The angle addition formula is a powerful tool in trigonometry that simplifies the calculation of trigonometric functions involving sums of angles. For the cosine function, the formula is given by \( \cos(a + b) = \cos(a)\cos(b) - \sin(a)\sin(b) \). This formula allows us to find the cosine of the sum of two angles by using the trigonometric values of each component angle separately. In our exercise, we use this formula with \( a = \theta \) and \( b = \frac{\pi}{4} \). This step simplifies the calculation by breaking down the problem into manageable parts. Using known values for \( \cos \) and \( \sin \) at \( \frac{\pi}{4} \), we can easily substitute and check the given trigonometric identity.

The cosine function is one of the primary trigonometric functions, measuring the horizontal component of a point on the unit circle corresponding to a given angle. It plays a crucial role in many areas of mathematics, especially in verifying identities like our current exercise. In the angle addition formula \( \cos(a + b) \), the cosine function's properties allow us to express the cosine of an angle sum in terms of the cosine and sine of the individual angles. For \( \frac{\pi}{4} \) radians, the cosine value is \( \frac{\sqrt{2}}{2} \). This symmetric trigonometric ratio is fundamental in simplifying complex expressions and often appears in problems involving 45-degree angles or equivalent radians.

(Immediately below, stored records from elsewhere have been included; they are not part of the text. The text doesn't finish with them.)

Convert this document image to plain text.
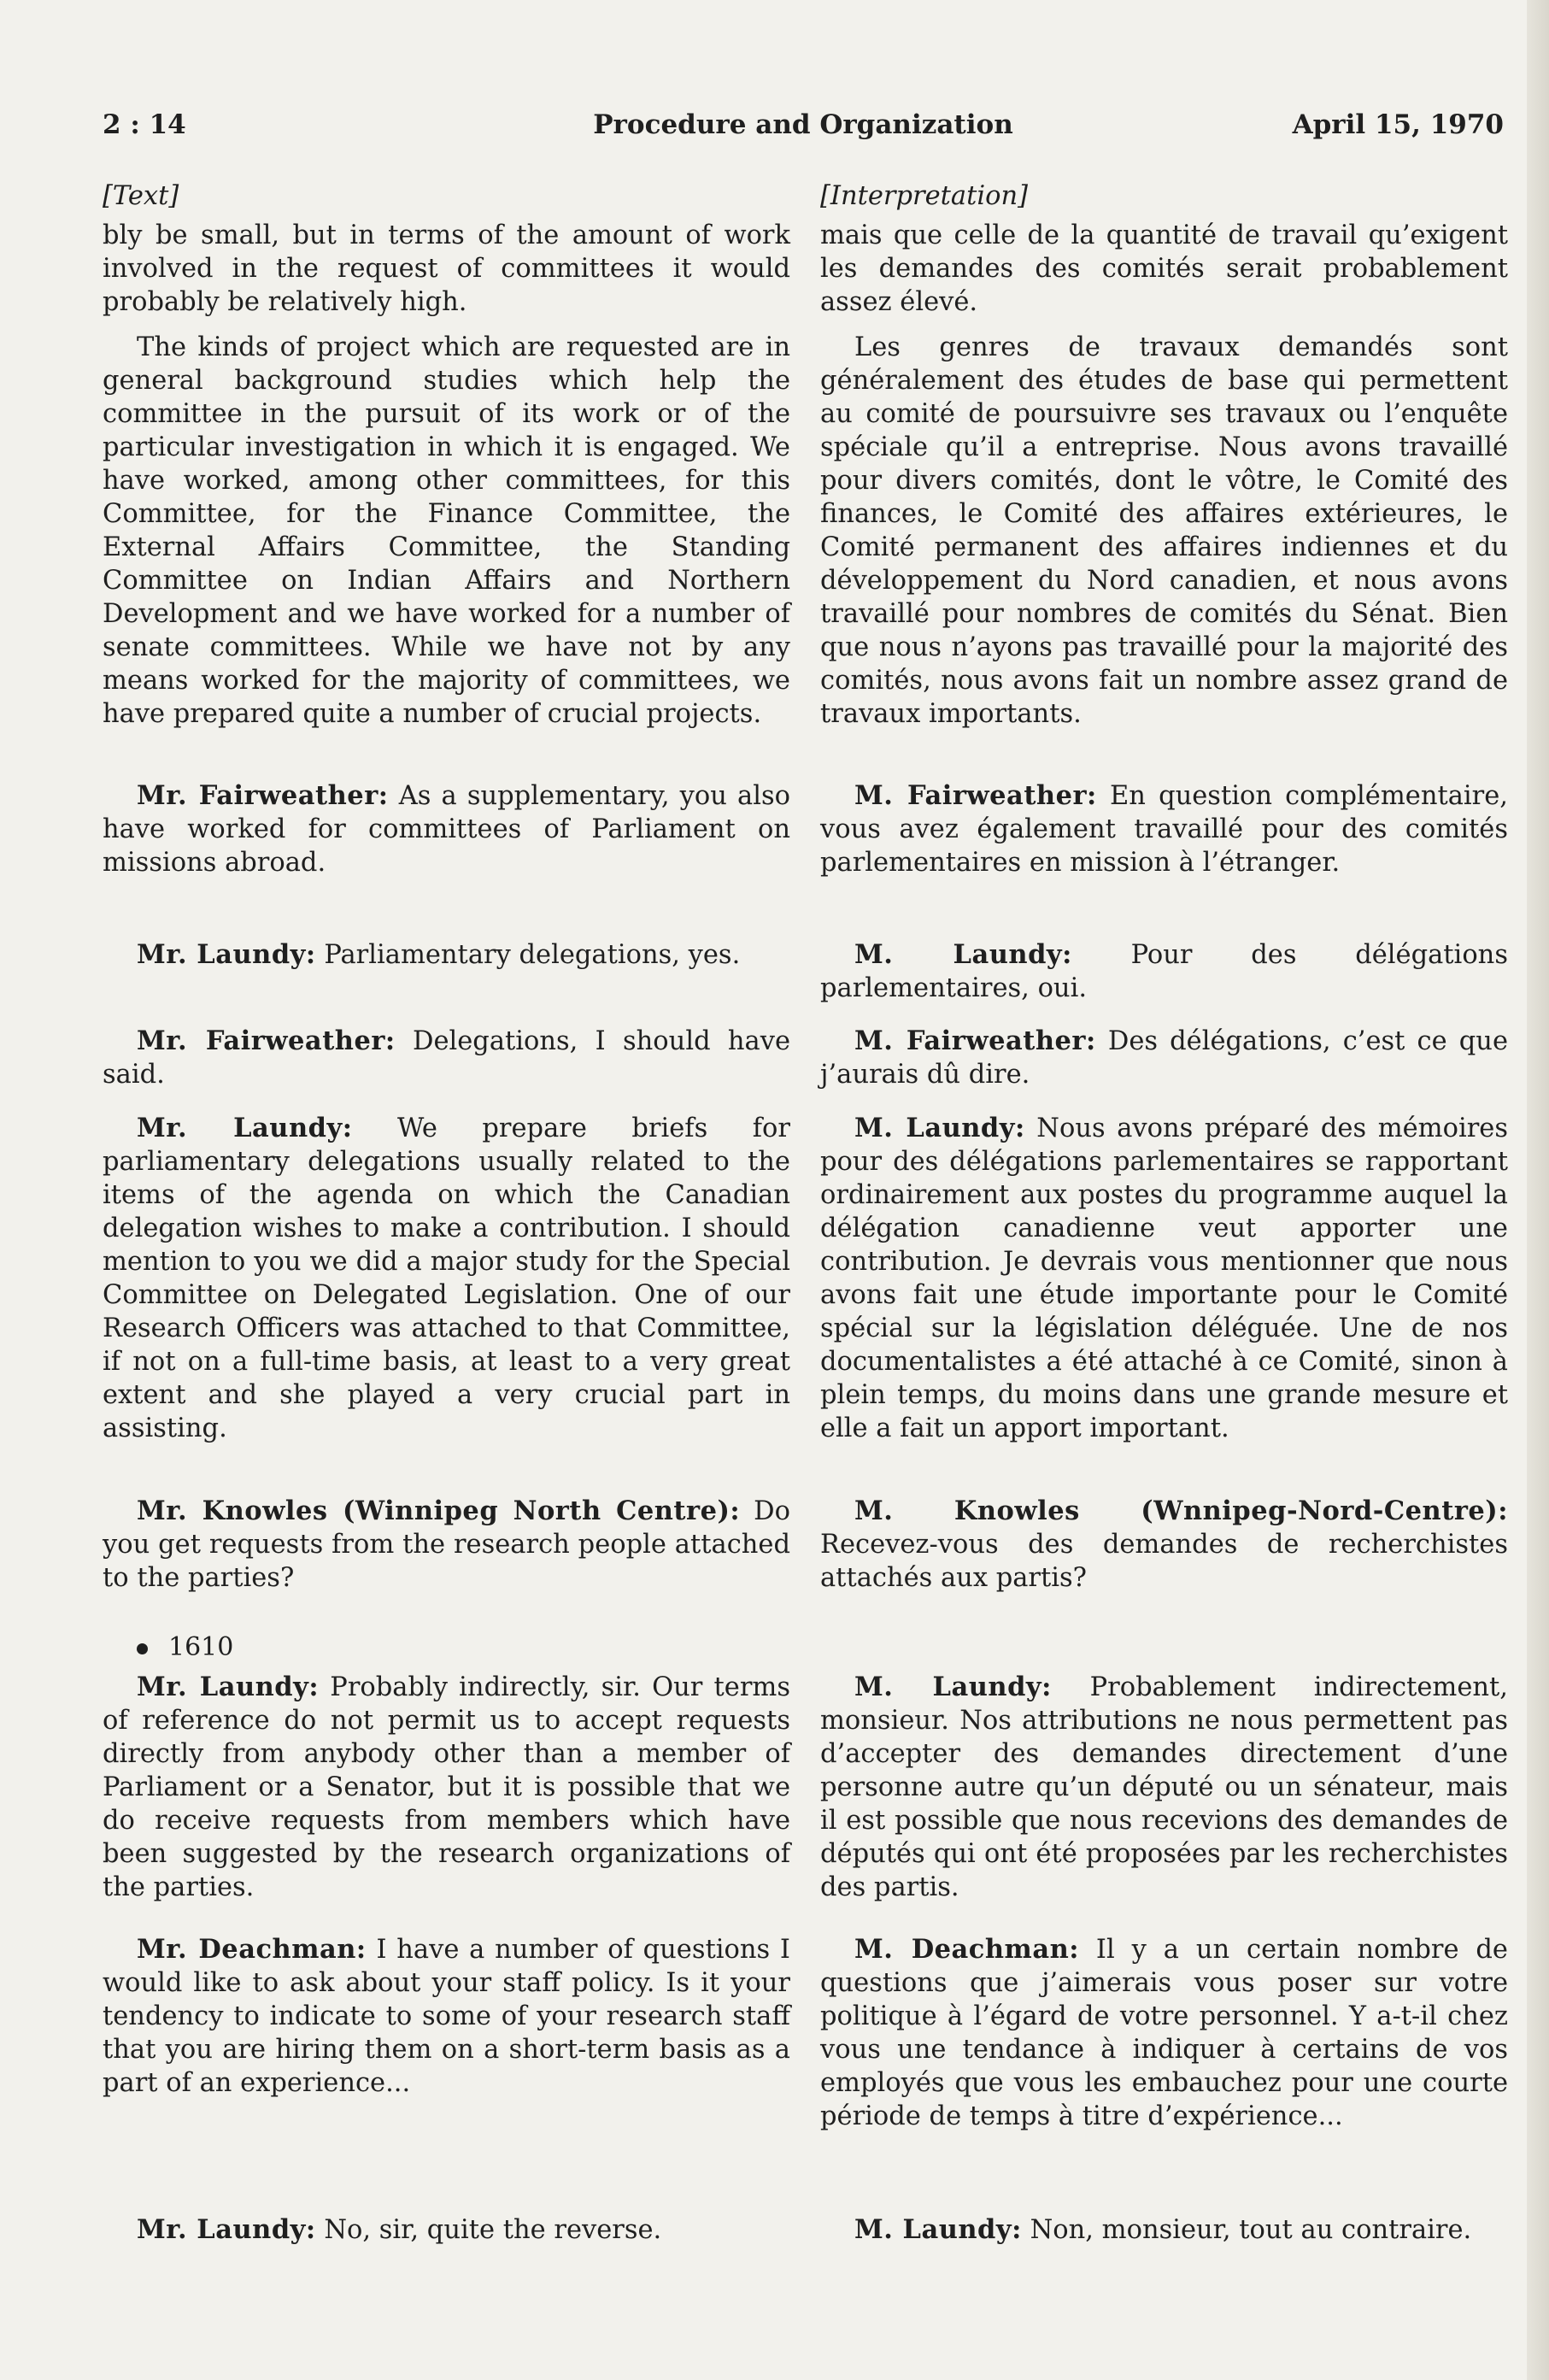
2 : 14	Procedure and Organization	April 15, 1970
[Text]

bly be small, but in terms of the amount of work involved in the request of committees it would probably be relatively high.

The kinds of project which are requested are in general background studies which help the committee in the pursuit of its work or of the particular investigation in which it is engaged. We have worked, among other committees, for this Committee, for the Finance Committee, the External Affairs Committee, the Standing Committee on Indian Affairs and Northern Development and we have worked for a number of senate committees. While we have not by any means worked for the majority of committees, we have prepared quite a number of crucial projects.

Mr. Fairweather: As a supplementary, you also have worked for committees of Parliament on missions abroad.

Mr. Laundy: Parliamentary delegations, yes.

Mr. Fairweather: Delegations, I should have said.

Mr. Laundy: We prepare briefs for parliamentary delegations usually related to the items of the agenda on which the Canadian delegation wishes to make a contribution. I should mention to you we did a major study for the Special Committee on Delegated Legislation. One of our Research Officers was attached to that Committee, if not on a full-time basis, at least to a very great extent and she played a very crucial part in assisting.

Mr. Knowles (Winnipeg North Centre): Do you get requests from the research people attached to the parties?

1610

Mr. Laundy: Probably indirectly, sir. Our terms of reference do not permit us to accept requests directly from anybody other than a member of Parliament or a Senator, but it is possible that we do receive requests from members which have been suggested by the research organizations of the parties.

Mr. Deachman: I have a number of questions I would like to ask about your staff policy. Is it your tendency to indicate to some of your research staff that you are hiring them on a short-term basis as a part of an experience...

Mr. Laundy: No, sir, quite the reverse.

[Interpretation]

mais que celle de la quantité de travail qu’exigent les demandes des comités serait probablement assez élevé.

Les genres de travaux demandés sont généralement des études de base qui permettent au comité de poursuivre ses travaux ou l’enquête spéciale qu’il a entreprise. Nous avons travaillé pour divers comités, dont le vôtre, le Comité des finances, le Comité des affaires extérieures, le Comité permanent des affaires indiennes et du développement du Nord canadien, et nous avons travaillé pour nombres de comités du Sénat. Bien que nous n’ayons pas travaillé pour la majorité des comités, nous avons fait un nombre assez grand de travaux importants.

M. Fairweather: En question complémentaire, vous avez également travaillé pour des comités parlementaires en mission à l’étranger.

M. Laundy: Pour des délégations parlementaires, oui.

M. Fairweather: Des délégations, c’est ce que j’aurais dû dire.

M. Laundy: Nous avons préparé des mémoires pour des délégations parlementaires se rapportant ordinairement aux postes du programme auquel la délégation canadienne veut apporter une contribution. Je devrais vous mentionner que nous avons fait une étude importante pour le Comité spécial sur la législation déléguée. Une de nos documentalistes a été attaché à ce Comité, sinon à plein temps, du moins dans une grande mesure et elle a fait un apport important.

M. Knowles (Wnnipeg-Nord-Centre): Recevez-vous des demandes de recherchistes attachés aux partis?

M. Laundy: Probablement indirectement, monsieur. Nos attributions ne nous permettent pas d’accepter des demandes directement d’une personne autre qu’un député ou un sénateur, mais il est possible que nous recevions des demandes de députés qui ont été proposées par les recherchistes des partis.

M. Deachman: Il y a un certain nombre de questions que j’aimerais vous poser sur votre politique à l’égard de votre personnel. Y a-t-il chez vous une tendance à indiquer à certains de vos employés que vous les embauchez pour une courte période de temps à titre d’expérience...

M. Laundy: Non, monsieur, tout au contraire.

Trigonometric functions encompass the relationships between the angles and sides of triangles. The primary trigonometric functions — sine, cosine, and tangent — have specific roles in solving various geometry and physics problems. They are identified by their unique cyclical patterns and ratios. The sine and cosine functions are particularly important for their roles in circular motion and wave patterns. For example, in our exercise, the \( \sin \) and \( \cos \) values for \( \frac{\pi}{4} \) both equal \( \frac{\sqrt{2}}{2} \). This symmetric property underpins the beauty and elegance often found in trigonometric identities, where angles relate in simple and predictable patterns.